When I was in college, I had to write a paper imagining what my life would be like 10 years after I graduated. I happened to already be engaged at the time, so I had an idea of where I was heading. My assignment brought to life my new family with four children, two girls and two boys. The kids enjoyed the same activities as my husband and me: the boys played little league baseball, and the girls took dance classes. It was a simple life of harmony.
I was majoring in psychology at the time. We often discussed the nature vs. nurture debate. In my paper, I relied heavily on the idea that nature was going to win in the end. After all, my parents, brother and I all had a lot in common. I always felt like I was just like my parents. Therefore, I assumed that, naturally, my children would be just like me.
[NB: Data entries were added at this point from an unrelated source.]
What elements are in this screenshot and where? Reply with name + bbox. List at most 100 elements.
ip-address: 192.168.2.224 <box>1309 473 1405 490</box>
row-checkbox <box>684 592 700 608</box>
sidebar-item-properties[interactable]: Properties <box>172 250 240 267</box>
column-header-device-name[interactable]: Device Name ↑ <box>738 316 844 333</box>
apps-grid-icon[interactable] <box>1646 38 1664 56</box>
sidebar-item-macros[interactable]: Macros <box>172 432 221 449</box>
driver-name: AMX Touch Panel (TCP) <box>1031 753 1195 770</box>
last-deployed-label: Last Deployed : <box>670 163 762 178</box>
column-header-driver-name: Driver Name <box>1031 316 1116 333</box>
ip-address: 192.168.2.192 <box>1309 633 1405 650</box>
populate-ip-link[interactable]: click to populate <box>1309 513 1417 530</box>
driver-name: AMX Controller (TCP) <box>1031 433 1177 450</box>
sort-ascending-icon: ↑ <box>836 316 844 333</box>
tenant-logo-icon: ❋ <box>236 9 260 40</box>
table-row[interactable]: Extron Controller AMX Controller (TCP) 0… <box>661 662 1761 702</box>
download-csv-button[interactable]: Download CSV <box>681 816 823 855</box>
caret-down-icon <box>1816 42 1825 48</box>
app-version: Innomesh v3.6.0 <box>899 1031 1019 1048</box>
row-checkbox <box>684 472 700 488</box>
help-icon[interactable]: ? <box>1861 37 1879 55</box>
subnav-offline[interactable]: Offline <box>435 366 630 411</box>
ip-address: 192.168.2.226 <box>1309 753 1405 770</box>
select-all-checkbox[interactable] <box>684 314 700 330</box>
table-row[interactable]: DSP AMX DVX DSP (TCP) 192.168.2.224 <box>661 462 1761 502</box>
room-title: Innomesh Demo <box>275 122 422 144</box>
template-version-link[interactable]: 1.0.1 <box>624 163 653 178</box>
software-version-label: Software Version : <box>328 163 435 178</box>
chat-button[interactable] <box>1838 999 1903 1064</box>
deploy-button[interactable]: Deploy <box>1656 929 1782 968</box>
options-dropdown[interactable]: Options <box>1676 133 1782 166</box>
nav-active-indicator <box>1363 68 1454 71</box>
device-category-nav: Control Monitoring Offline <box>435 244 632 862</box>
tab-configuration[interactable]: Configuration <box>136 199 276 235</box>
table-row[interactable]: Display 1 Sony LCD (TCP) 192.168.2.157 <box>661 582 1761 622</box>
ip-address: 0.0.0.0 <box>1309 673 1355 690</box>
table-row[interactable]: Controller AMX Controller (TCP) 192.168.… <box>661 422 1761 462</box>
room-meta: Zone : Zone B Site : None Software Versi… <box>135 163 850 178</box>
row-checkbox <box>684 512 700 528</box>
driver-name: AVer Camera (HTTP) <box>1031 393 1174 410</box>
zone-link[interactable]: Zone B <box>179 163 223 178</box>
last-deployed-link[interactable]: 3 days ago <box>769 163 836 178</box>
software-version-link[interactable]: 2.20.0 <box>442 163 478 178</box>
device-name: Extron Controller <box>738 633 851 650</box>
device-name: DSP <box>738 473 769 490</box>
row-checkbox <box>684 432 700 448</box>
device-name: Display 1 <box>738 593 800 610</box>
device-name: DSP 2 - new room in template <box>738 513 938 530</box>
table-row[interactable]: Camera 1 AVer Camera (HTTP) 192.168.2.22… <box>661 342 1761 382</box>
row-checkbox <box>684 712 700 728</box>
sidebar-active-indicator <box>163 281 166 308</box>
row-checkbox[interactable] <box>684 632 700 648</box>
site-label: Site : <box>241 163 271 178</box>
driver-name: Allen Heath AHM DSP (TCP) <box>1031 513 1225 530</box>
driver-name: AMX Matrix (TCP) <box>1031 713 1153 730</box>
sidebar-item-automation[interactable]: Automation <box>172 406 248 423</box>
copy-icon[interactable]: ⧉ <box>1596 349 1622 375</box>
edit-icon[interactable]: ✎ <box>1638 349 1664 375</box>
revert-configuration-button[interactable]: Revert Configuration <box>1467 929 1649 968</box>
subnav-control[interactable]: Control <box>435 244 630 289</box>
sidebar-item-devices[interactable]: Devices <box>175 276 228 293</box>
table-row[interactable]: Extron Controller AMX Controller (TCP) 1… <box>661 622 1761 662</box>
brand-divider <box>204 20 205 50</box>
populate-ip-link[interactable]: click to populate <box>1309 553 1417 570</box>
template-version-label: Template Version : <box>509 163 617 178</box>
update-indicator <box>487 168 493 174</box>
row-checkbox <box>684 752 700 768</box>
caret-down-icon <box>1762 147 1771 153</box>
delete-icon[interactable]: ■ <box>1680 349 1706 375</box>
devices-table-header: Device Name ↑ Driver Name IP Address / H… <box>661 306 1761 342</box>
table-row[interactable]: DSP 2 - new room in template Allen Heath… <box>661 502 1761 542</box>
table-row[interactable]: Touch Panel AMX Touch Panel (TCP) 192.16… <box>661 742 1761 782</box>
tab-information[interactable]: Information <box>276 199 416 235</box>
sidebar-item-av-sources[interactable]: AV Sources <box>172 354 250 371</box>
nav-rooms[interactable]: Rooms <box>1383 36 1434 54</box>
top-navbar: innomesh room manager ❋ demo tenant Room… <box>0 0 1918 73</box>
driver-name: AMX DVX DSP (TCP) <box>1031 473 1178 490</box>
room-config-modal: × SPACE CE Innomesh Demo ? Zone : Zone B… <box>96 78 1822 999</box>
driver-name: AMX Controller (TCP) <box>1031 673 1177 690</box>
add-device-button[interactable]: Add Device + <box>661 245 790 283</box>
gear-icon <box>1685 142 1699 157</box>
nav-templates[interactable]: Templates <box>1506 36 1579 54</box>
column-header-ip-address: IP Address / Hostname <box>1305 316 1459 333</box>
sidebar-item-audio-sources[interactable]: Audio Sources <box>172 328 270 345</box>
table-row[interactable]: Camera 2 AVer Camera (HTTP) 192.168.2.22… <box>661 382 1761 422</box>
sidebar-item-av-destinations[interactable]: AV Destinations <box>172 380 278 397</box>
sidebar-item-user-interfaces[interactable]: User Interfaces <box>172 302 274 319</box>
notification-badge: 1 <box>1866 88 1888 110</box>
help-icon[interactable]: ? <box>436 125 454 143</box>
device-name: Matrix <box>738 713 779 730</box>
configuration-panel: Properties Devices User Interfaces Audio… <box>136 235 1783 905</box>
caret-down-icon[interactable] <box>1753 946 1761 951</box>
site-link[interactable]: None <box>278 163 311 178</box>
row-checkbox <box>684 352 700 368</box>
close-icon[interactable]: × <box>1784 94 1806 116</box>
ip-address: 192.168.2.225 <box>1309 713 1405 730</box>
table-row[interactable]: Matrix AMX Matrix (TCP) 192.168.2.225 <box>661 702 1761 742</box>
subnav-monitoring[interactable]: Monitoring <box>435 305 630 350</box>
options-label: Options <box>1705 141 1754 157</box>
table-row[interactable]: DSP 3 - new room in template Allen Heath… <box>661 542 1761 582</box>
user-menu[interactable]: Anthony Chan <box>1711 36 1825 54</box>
Fast forward 23 years. There are so many times that I look at my children and think “Who ARE these people, and where did they come from?!” Now, I will admit that two of my children are adopted, so I understand why their personalities and interests are often very different than mine or my husband’s. But even the children that I nurtured in my body for nine long months often baffle me. That’s not to say that our children are so unlike us that we wonder if there was some kind of mix-up at the hospital when they were born, but there are certainly differences.
For example, when my sons start talking about video games, my eyes glaze over, and I feel like I’m listening to the teacher in the Charlie Brown cartoons. When my kids turn on rap music while they are hanging out in their rooms, my husband and I start looking for earphones. My oldest goes to see a lot of movies, many of which he loves and raves about but I wouldn’t see if someone paid me. I know some of it is just that times change, and kids don’t want to be like their parents, but I see more and more that sharing a gene pool and living in the same house doesn’t mean people are going to turn into clones of one another.
When I really think about it, my husband and I often have more in common with each other than we do our parents. I suppose that even though their children are in their forties, our parents are still shaking their heads, just like we tend to do on an almost daily basis, and say “Who are these people, and where did they come from?”